Variants +clang3{0,1,2} ...

Ryan Schmidt ryandesign at macports.org
Sun Apr 26 18:28:37 PDT 2015


On Apr 25, 2015, at 11:53 AM, petr wrote:
> 
> On 25 Apr 2015, at 17:49, Lawrence Velázquez wrote:
> 
>> On Apr 25, 2015, at 5:49 AM, petr wrote:
>> 
>>> To my understanding the +clang3{0,1,2} refer to clang-3.{0,1,2} respectively.
>> 
>> Yup.
>> 
>>> These clang ports are no obsolete.
>> 
>> Yup.
>> 
>>> However, there are still quite some ports around with these variants, so I guess these clang3{0,1,2} variants (and maybe others) should be removed?
>> 
>> Yup.
> 
> Okay,
> anything else which should be considered for a "variant cleanup"? 
> 
> I guess the same applies to dragonegg3? < dragonegg33. I would also propose to remove all +gcc4? < gcc47 and all related openmpi and mpich variants. I am CCing Sean and Eric explicitly for their involvement in compiler Portgroup, openmpi or mpich, respectively.

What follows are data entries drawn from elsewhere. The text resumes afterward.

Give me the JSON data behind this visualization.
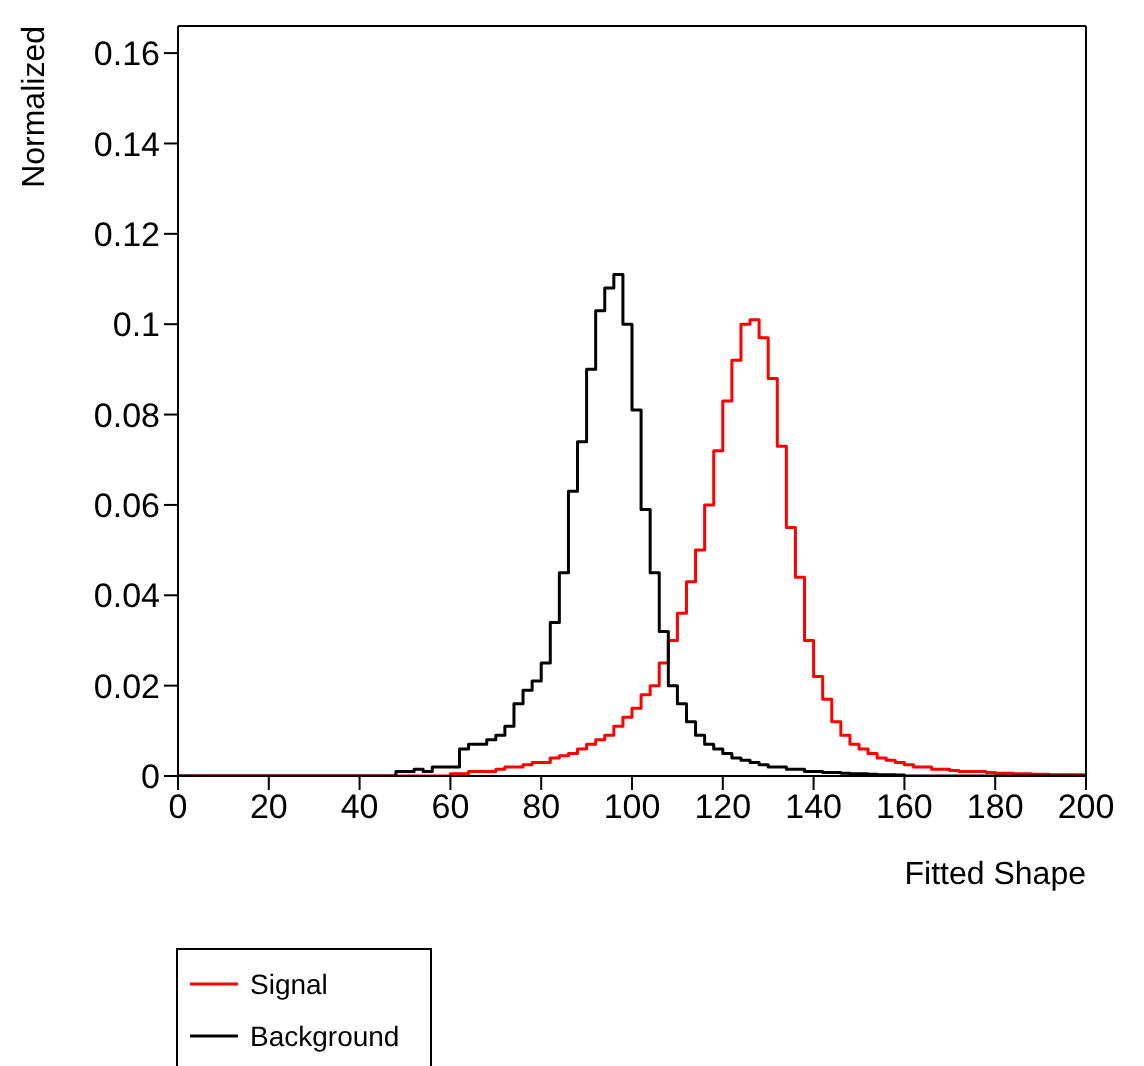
{
  "chart_data": {
    "type": "histogram",
    "xlabel": "Fitted Shape",
    "ylabel": "Normalized",
    "bins": [
      0,
      2,
      4,
      6,
      8,
      10,
      12,
      14,
      16,
      18,
      20,
      22,
      24,
      26,
      28,
      30,
      32,
      34,
      36,
      38,
      40,
      42,
      44,
      46,
      48,
      50,
      52,
      54,
      56,
      58,
      60,
      62,
      64,
      66,
      68,
      70,
      72,
      74,
      76,
      78,
      80,
      82,
      84,
      86,
      88,
      90,
      92,
      94,
      96,
      98,
      100,
      102,
      104,
      106,
      108,
      110,
      112,
      114,
      116,
      118,
      120,
      122,
      124,
      126,
      128,
      130,
      132,
      134,
      136,
      138,
      140,
      142,
      144,
      146,
      148,
      150,
      152,
      154,
      156,
      158,
      160,
      162,
      164,
      166,
      168,
      170,
      172,
      174,
      176,
      178,
      180,
      182,
      184,
      186,
      188,
      190,
      192,
      194,
      196,
      198,
      200
    ],
    "series": [
      {
        "name": "Signal",
        "color": "#ff0000",
        "values": [
          0,
          0,
          0,
          0,
          0,
          0,
          0,
          0,
          0,
          0,
          0,
          0,
          0,
          0,
          0,
          0,
          0,
          0,
          0,
          0,
          0,
          0,
          0,
          0,
          0,
          0,
          0,
          0,
          0,
          0,
          0.0005,
          0.0005,
          0.001,
          0.001,
          0.001,
          0.0015,
          0.002,
          0.002,
          0.0025,
          0.003,
          0.003,
          0.004,
          0.0045,
          0.005,
          0.006,
          0.007,
          0.008,
          0.009,
          0.011,
          0.013,
          0.015,
          0.018,
          0.02,
          0.025,
          0.03,
          0.036,
          0.043,
          0.05,
          0.06,
          0.072,
          0.083,
          0.092,
          0.1,
          0.101,
          0.097,
          0.088,
          0.073,
          0.055,
          0.044,
          0.03,
          0.022,
          0.017,
          0.012,
          0.009,
          0.007,
          0.006,
          0.005,
          0.004,
          0.0035,
          0.003,
          0.0025,
          0.002,
          0.002,
          0.0015,
          0.0015,
          0.0012,
          0.001,
          0.001,
          0.001,
          0.0008,
          0.0006,
          0.0006,
          0.0005,
          0.0005,
          0.0004,
          0.0004,
          0.0003,
          0.0003,
          0.0003,
          0.0003
        ]
      },
      {
        "name": "Background",
        "color": "#000000",
        "values": [
          0,
          0,
          0,
          0,
          0,
          0,
          0,
          0,
          0,
          0,
          0,
          0,
          0,
          0,
          0,
          0,
          0,
          0,
          0,
          0,
          0,
          0,
          0,
          0,
          0.001,
          0.001,
          0.0015,
          0.001,
          0.002,
          0.002,
          0.002,
          0.006,
          0.007,
          0.007,
          0.008,
          0.009,
          0.011,
          0.016,
          0.019,
          0.021,
          0.025,
          0.034,
          0.045,
          0.063,
          0.074,
          0.09,
          0.103,
          0.108,
          0.111,
          0.1,
          0.081,
          0.059,
          0.045,
          0.032,
          0.02,
          0.016,
          0.012,
          0.009,
          0.007,
          0.006,
          0.005,
          0.004,
          0.0035,
          0.003,
          0.0025,
          0.002,
          0.002,
          0.0015,
          0.0015,
          0.001,
          0.001,
          0.0008,
          0.0008,
          0.0006,
          0.0005,
          0.0005,
          0.0004,
          0.0003,
          0.0003,
          0.0002,
          0,
          0,
          0,
          0,
          0,
          0,
          0,
          0,
          0,
          0,
          0,
          0,
          0,
          0,
          0,
          0,
          0,
          0,
          0,
          0
        ]
      }
    ],
    "xlim": [
      0,
      200
    ],
    "xticks": [
      0,
      20,
      40,
      60,
      80,
      100,
      120,
      140,
      160,
      180,
      200
    ],
    "ylim": [
      0,
      0.166
    ],
    "yticks": [
      0,
      0.02,
      0.04,
      0.06,
      0.08,
      0.1,
      0.12,
      0.14,
      0.16
    ],
    "legend": "bottom left"
  }
}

The clang30, clang31 and clang32 variants should be removed from any ports where they exist because the clang-3.0, clang-3.1 and clang-3.2 ports they depend on are already marked as being replaced by clang-3.4, so they already cannot be installed and those variants are already broken.

The gcc variants you mention, on the other hand, should still be working fine, since the corresponding gcc ports still exist and should still work fine. So I have no particular rush or inclination to do any mass removal of these variants. Or would removing them solve some problem you're having?


> Does it make sense to turn this into a macro ticket?
> Not sure if people are fond of getting all these ticket change notifications (cf. perl version ticket).

I am personally not fond of receiving all those notifications. I'm not sure what the best policy is for making changes across a vast number of ports of varying maintainers. Probably the one that I like best is to file a macro ticket, with all relevant ports and maintainers indicated, but also with a patch already attached. The ticket would serve as notification to all these maintainers that this change will be made, that maintainers need not (or even should not) act on their own, and that if there is are objections within a number of days then a single commit would be made by the initiator of the ticket to make the change. This would avoid all the notifications that would occur as each individual maintainer makes the change in their own ports, and would also avoid follow-up commits that are sometimes needed to correct mistakes maintainers might make in the implementation of the proposed change.